Community Engagement

The challenges we solve
Our unique approach to developing solutions for communities involves getting to know the communities first, with their challenges, successes, power-structures and dynamics. We run a number of informal and formal community engagement tools and processes, from open meetings and focus groups to much more formal community service value tests that explore with different sectors of the community what their priorities are for development and change, the reason that these are important, the difference they would make to their lives, and the relative ranking and importance of these different priorities for community sectors. This allows us to build community value maps, which can be analysed by criteria such as short/long-term economic benefit, ease/cost of implementation, importance for women or marginalised sectors of communities. This information can then be used by us or our partners to develop a bespoke, optimised solution for the community that is targeted on community priorities and impact.

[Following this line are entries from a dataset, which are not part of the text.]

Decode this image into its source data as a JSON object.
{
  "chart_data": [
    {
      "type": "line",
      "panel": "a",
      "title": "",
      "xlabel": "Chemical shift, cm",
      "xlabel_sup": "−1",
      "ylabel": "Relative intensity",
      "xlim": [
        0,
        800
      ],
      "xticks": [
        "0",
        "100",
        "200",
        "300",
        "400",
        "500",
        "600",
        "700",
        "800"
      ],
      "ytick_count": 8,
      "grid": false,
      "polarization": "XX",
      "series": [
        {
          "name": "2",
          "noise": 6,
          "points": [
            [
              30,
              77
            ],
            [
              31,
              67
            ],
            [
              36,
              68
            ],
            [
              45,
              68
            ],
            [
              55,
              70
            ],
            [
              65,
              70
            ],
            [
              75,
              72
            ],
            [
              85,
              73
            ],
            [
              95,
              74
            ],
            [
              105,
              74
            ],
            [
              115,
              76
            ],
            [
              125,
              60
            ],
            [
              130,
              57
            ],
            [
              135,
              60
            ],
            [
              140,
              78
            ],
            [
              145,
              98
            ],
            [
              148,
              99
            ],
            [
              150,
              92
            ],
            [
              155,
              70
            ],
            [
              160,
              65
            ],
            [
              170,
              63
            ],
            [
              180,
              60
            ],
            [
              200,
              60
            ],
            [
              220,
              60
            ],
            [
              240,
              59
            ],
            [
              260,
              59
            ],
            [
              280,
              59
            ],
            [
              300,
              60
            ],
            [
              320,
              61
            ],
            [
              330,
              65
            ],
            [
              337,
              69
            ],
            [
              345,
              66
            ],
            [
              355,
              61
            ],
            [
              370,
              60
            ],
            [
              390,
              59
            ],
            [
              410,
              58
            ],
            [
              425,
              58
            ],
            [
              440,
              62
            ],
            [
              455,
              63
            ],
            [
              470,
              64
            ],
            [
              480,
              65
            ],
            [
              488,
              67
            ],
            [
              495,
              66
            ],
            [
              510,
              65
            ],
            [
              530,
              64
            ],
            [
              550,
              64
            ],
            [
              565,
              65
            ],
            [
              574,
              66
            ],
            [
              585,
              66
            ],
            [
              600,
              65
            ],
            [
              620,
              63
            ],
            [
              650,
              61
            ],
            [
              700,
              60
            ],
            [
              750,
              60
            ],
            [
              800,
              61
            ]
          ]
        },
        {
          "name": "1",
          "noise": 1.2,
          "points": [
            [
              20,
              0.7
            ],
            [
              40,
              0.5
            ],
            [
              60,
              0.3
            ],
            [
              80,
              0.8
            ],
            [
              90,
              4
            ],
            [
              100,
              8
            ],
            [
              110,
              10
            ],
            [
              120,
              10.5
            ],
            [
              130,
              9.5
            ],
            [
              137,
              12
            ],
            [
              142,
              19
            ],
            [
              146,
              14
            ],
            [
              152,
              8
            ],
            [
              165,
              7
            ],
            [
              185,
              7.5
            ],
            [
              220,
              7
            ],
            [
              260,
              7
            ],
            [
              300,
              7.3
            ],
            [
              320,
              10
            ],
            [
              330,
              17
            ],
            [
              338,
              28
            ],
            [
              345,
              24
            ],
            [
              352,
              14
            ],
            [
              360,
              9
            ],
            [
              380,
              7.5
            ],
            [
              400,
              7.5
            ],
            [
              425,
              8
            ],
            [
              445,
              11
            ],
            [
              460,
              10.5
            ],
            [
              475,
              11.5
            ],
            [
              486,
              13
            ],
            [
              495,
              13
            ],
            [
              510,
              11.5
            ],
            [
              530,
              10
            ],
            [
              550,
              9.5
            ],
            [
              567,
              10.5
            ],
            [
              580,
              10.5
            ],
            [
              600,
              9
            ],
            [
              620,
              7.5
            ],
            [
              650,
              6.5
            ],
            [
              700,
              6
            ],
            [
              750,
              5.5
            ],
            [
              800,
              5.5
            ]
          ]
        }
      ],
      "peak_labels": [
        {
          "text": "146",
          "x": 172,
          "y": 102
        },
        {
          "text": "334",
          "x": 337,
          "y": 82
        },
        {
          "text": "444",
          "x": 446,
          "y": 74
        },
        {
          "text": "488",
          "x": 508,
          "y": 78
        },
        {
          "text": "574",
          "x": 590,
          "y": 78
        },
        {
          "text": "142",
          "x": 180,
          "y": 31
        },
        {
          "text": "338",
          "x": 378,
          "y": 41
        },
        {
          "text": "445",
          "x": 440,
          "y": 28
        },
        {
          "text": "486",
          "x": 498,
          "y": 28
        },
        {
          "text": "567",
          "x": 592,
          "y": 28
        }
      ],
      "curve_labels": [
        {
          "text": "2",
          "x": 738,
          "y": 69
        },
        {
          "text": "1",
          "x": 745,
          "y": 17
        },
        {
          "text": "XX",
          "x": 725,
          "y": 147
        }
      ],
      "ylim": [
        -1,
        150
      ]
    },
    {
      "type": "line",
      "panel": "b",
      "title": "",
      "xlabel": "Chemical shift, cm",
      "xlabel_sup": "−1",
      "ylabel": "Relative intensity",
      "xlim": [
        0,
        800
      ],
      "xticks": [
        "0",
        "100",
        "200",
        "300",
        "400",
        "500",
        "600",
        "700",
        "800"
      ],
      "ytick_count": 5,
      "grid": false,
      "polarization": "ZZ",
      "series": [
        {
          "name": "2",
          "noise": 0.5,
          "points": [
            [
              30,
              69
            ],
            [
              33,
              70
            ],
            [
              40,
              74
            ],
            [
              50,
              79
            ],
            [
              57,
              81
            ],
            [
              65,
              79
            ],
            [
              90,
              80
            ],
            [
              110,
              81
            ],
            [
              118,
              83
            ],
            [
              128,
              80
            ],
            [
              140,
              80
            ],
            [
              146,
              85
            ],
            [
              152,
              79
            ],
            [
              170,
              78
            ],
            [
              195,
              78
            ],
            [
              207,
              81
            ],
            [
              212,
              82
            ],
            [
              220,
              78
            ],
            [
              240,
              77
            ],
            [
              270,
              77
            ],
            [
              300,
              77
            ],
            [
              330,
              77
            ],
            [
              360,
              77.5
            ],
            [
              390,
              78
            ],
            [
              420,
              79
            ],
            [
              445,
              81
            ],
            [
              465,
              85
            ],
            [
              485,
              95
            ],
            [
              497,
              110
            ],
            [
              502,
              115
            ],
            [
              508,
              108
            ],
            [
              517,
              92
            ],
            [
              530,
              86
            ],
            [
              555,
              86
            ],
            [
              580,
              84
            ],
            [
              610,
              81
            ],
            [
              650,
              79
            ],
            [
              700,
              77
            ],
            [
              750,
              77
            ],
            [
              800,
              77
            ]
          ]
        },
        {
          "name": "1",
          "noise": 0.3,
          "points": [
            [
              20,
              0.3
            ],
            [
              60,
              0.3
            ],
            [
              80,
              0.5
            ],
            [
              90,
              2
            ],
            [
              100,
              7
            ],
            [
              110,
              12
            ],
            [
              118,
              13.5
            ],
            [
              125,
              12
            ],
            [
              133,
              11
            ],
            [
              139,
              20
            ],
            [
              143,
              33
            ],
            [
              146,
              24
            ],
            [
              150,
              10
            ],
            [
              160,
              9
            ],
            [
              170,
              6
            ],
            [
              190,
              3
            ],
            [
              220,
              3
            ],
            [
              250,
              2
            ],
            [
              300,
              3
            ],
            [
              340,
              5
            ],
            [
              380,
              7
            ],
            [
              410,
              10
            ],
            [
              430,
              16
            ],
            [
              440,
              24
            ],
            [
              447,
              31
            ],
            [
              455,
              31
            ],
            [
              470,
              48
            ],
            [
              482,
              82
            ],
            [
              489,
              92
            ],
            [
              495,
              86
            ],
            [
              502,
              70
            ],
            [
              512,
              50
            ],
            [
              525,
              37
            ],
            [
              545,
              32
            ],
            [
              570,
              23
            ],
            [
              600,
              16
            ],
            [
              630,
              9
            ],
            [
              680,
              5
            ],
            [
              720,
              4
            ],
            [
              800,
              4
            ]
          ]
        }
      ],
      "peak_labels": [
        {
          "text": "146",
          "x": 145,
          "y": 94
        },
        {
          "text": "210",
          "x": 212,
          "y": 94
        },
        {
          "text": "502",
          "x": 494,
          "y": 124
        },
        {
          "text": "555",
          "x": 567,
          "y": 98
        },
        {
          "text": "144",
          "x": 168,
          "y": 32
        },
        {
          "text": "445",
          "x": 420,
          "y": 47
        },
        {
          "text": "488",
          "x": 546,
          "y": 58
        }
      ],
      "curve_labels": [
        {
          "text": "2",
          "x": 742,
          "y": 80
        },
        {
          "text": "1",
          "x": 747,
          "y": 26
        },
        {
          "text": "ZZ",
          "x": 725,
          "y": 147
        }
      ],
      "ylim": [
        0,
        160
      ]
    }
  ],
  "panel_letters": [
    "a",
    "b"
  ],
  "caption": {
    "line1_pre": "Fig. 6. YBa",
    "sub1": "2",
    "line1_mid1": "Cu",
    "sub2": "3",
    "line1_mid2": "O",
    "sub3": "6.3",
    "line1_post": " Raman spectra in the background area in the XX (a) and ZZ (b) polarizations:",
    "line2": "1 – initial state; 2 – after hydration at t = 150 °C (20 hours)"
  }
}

Without a community-centric, bottom-up approach, there will be no sense of ownership and value given to the solution, and achieving long-term impact and sustainability will be that much more difficult.
Sensitive bottom-up approach
Our bottom-up approach integrates community perspectives into development planning through a combination of quantitative and qualitative tools, ensuring that projects are not only relevant to immediate needs and priorities, but also incorporate long-term economic sustainability and scalability, leading to enduring benefits to the community.
We conduct rigorous, participatory assessments to identify and prioritise community needs, with sensitivity to local norms, structures, and vulnerabilities. We adapt and design bespoke methodologies for specific contexts, including community social mapping exercises, models for stimulating land agreement discussions, and tailored focus group discussions.
One of our techniques is the Service Value Method (SVM) that combines qualitative insight with quantitative rigour to uncover key challenges, needs and gaps in services across demographic groups and contextual factors. This assists to establish what the needs and the priorities of the communities are in order to tailor the approach and design of interventions across environmental, social and economic factors in a way that the community perceives as most beneficial to them.
The needs assessment enables a comprehensive evaluation of interventions that weigh up trade-offs between community priorities and factors such as economic benefit and ease of delivery. From this, we work with stakeholders to design solutions with sustainability and autonomy in mind. We prioritise interventions that generate economic value locally. Examples include solar-powered community hubs or systems, digital learning tools, value-addition and cold-storage infrastructure, community health centres, and business incubation and skills programs.





Innovation in engagement
One size does not fit all in terms of technology, so why should it in community engagement methodologies. Every community is different, and every project is different. We continually adapt our engagement methodologies to suit local contexts and cultures, and the scope and intended outcomes and impacts of any intervention.
This means we innovate different engagement strategies, tailor fous groups and surveys to meet community expectations and project needs, and approach community co-design and capacity building to maximise project impact and fit, and community outcome sustainability.
We also aim to strengthen or co-create governance structures that empower communities to manage their own development priorities. This includes the training of local leaders, committees, and youth groups in project management, financial literacy, and participatory governance to ensure local ownership of initiatives long into the future.




Proven results
The effectiveness of our engagement approach is evidenced in the participation of communities in our initiatives, and their response to co-designed solutions.
The evidence for this can then be captured in impact studies across a broad range of impact metrics, including more intangible but important factors such as civic pride, community governance and participation, social cohesion, leisure time and quality of life.